« Lucie raconte l’Histoire » – L’histoire à portée d’ailes ?

D’aussi loin que je me souvienne, j’ai toujours aimé l’histoire, ma matière préférée à l’école. J’ai eu la chance d’être tombé sur des enseignants motivés et passionnés qui la racontaient de façon intéressante. Quand j’ai entendu parler d’une série pédagogique sur Arte qui parlait d’histoire aux enfants, j’ai tout de suite été intrigué.
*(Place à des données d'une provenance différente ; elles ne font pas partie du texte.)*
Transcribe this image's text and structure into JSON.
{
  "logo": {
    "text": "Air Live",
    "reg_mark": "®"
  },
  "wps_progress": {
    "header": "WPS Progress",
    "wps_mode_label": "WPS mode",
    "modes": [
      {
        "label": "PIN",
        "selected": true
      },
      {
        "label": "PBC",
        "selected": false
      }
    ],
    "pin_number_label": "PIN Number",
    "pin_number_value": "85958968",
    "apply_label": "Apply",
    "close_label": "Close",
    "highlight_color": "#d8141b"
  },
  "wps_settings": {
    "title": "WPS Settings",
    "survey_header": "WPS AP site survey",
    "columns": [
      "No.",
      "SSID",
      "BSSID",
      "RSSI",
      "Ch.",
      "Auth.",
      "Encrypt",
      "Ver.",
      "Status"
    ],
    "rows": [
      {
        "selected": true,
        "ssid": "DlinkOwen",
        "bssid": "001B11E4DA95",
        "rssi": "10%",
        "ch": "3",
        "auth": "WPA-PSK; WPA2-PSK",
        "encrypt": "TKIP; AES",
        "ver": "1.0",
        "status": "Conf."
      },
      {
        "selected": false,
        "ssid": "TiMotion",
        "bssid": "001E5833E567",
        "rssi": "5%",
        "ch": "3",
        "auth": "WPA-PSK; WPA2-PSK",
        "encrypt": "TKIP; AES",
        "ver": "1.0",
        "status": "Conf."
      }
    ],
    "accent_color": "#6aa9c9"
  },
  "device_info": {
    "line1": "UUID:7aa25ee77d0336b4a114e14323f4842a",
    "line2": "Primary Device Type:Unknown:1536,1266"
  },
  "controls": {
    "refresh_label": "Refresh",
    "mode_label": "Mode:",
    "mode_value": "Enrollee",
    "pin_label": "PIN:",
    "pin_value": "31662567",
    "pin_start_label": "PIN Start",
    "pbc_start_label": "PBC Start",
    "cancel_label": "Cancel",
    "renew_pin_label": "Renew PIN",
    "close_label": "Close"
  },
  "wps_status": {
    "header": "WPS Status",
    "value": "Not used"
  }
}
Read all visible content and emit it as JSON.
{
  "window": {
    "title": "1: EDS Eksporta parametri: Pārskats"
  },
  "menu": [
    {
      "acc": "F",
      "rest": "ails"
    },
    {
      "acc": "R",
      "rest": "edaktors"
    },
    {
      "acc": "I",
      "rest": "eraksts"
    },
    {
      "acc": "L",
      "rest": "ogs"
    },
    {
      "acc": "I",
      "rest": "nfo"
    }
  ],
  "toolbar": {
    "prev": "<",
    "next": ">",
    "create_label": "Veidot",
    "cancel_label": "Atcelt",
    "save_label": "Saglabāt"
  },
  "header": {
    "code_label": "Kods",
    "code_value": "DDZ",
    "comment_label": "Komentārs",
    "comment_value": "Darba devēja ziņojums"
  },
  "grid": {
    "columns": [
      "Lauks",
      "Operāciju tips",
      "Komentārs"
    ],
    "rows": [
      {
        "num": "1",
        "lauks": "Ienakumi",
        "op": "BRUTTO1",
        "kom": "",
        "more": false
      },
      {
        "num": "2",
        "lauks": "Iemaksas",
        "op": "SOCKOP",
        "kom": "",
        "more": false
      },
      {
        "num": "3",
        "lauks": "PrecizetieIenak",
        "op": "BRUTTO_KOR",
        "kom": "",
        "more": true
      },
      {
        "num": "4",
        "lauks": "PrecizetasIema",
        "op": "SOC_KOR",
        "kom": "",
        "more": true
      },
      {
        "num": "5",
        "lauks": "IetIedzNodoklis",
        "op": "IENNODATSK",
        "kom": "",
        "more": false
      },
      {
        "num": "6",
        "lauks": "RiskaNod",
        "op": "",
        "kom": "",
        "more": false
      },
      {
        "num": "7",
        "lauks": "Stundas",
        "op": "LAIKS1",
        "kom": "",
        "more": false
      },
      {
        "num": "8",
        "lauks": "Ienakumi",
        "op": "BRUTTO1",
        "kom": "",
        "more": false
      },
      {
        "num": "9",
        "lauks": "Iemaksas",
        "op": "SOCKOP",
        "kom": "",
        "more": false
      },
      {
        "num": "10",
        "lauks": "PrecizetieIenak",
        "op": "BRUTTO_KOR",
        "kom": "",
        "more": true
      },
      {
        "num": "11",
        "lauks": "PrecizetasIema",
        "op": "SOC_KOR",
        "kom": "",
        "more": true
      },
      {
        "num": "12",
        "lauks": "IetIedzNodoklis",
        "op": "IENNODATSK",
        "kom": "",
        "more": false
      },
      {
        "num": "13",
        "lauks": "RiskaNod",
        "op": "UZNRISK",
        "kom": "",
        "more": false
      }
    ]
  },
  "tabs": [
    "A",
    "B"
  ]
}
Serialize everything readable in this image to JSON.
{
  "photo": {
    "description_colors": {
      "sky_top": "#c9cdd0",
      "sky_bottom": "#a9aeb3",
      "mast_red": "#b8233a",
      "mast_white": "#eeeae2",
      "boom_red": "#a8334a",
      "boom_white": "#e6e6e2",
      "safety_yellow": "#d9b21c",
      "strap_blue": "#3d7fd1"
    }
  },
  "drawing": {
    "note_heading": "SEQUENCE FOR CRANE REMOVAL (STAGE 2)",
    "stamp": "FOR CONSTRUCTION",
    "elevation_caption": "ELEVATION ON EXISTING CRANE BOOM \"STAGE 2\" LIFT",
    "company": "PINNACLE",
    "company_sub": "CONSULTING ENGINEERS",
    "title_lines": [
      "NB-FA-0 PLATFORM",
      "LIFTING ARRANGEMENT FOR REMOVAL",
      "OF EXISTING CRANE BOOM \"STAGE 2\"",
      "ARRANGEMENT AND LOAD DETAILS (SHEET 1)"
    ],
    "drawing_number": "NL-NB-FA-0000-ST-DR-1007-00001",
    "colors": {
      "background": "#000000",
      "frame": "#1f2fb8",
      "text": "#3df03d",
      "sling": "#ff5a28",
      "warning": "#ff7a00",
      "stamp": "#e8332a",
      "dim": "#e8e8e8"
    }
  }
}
J’ai pu voir deux épisodes de Lucie raconte l’Histoire qui ne manque pas d’intérêt, malgré des défauts que je vais évoquer.

050266-003_gml-europa_01-1414406711607

Production

Lucie raconte l’Histoire est une série documentaire réalisée par Cécile Taillandier et produite par C Production Chromatique et les chaînes régionales bretonnes TVR, Tébésud et Tébéo, avec la participation d’Arte et le soutien du Centre National du Cinéma et de l’image animée.

Elle compte 10 épisodes de 26 minutes et est actuellement diffusée tous les dimanches matins sur Arte. Ça s’adresse plutôt aux enfants de primaire, à partir de 7 ans, selon le dossier de presse. Il s’agit, même si les auteurs et le dossier de presse s’en défendent, d’une série de documentaires pédagogiques sur le thème de l’histoire plutôt européenne.

Lucie_histoire_arte

On découvre au fil des 10 épisodes l’histoire de l’Europe, de la Préhistoire à la Construction européenne, en passant par le Moyen-Âge ou la Révolution française. Ce sont des documentaires en prises de vue réelle, avec quelques scènes d’animation mais surtout un personnage en image de synthèse 3D, Lucie la luciole, à la présentation.

Le concept

On suit donc Lucie, un personnage créé en 2000 par Patrick Chiuzzi, pour intéresser les enfants aux sciences ou à l’histoire. Dans cette nouvelle série, Lucie est désormais un personnage en image de synthèse avec une 3D, qui a une montre connectée qui lui permet d’aller sur une sorte de Youtube et de faire des recherches. Mais aussi de la faire plus ou moins voyager dans le temps. Bref l’Apple Watch et l’Android Wear peuvent retourner se coucher !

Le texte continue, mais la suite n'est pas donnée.